By Digit NewsDesk | Published on 12 Jan 2018
  • Redux used actuators to vibrate a device’s display to produce sound and provide haptic feedback, thus freeing up space for installing a larger battery or some other hardware (3.5mm jack?) on the device.

Google acquires UK-based startup Redux which turns screens into speakers

Google has acquired Redux, a startup from UK, which used actuators to deliver audio and tactile feedback via a device’s display. As per a Bloomberg report, the Mountain-view based company didn’t reveal how much it paid for the acquisition or when it actually acquired it, however, Crunchbase says that the acquisition happened in August last year.

Redux Labs created products and devices which featured haptic feedback and speakerless surround sound audio built into the display. The technology is said to be based on patented bending wave techniques, which can control “sub-sonic and sonic waves” across a flat or curved surface. This essentially eliminates the requirement of installing separate speakers in a smartphone or tablet and frees up space, which can then be utilized for a bigger battery or any other component.

“We can turn the screen into a high-quality loudspeaker, eliminating the need for an embedded speaker,” Nedko Ivanov, CEO of Redux, told New Electronics back in 2016. “When it comes to mobile phones, we are not only saving valuable real estate and creating a waterproof housing, we are eliminating the need for additional speaker holes and most importantly, improving the audio quality.”

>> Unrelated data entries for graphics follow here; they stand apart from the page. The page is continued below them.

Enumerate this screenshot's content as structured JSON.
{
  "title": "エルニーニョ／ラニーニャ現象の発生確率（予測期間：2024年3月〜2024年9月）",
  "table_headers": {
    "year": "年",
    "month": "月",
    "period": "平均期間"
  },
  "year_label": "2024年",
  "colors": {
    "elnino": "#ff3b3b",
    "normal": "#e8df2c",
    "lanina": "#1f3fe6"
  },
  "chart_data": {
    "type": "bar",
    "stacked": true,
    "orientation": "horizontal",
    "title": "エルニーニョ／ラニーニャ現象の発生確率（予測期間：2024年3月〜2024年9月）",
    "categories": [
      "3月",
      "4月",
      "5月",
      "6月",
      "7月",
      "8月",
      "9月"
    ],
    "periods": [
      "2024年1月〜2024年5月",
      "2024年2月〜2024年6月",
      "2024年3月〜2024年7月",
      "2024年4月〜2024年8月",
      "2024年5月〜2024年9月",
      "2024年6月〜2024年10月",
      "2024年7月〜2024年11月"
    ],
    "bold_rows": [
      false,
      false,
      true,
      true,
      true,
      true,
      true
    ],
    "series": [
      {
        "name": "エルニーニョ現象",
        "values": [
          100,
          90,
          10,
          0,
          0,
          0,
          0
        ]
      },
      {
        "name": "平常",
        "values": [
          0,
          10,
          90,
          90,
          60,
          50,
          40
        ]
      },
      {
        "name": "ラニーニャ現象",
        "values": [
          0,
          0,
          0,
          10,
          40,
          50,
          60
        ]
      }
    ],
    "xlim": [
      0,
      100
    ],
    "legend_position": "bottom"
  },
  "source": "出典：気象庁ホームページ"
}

Apart from Redux, Google acquired many other startups and businesses last year. Most notable of which was of HTC’s Pixel team for $1.1 billion. Under the agreement, Google received a non-exclusive license for HTC’s Intellectual Property rights and certain HTC employees who were already working on Google’s Pixel smartphones joined the company. After Redux’s acquisition, one can expect Google’s upcoming devices to come equipped with haptic sound technology.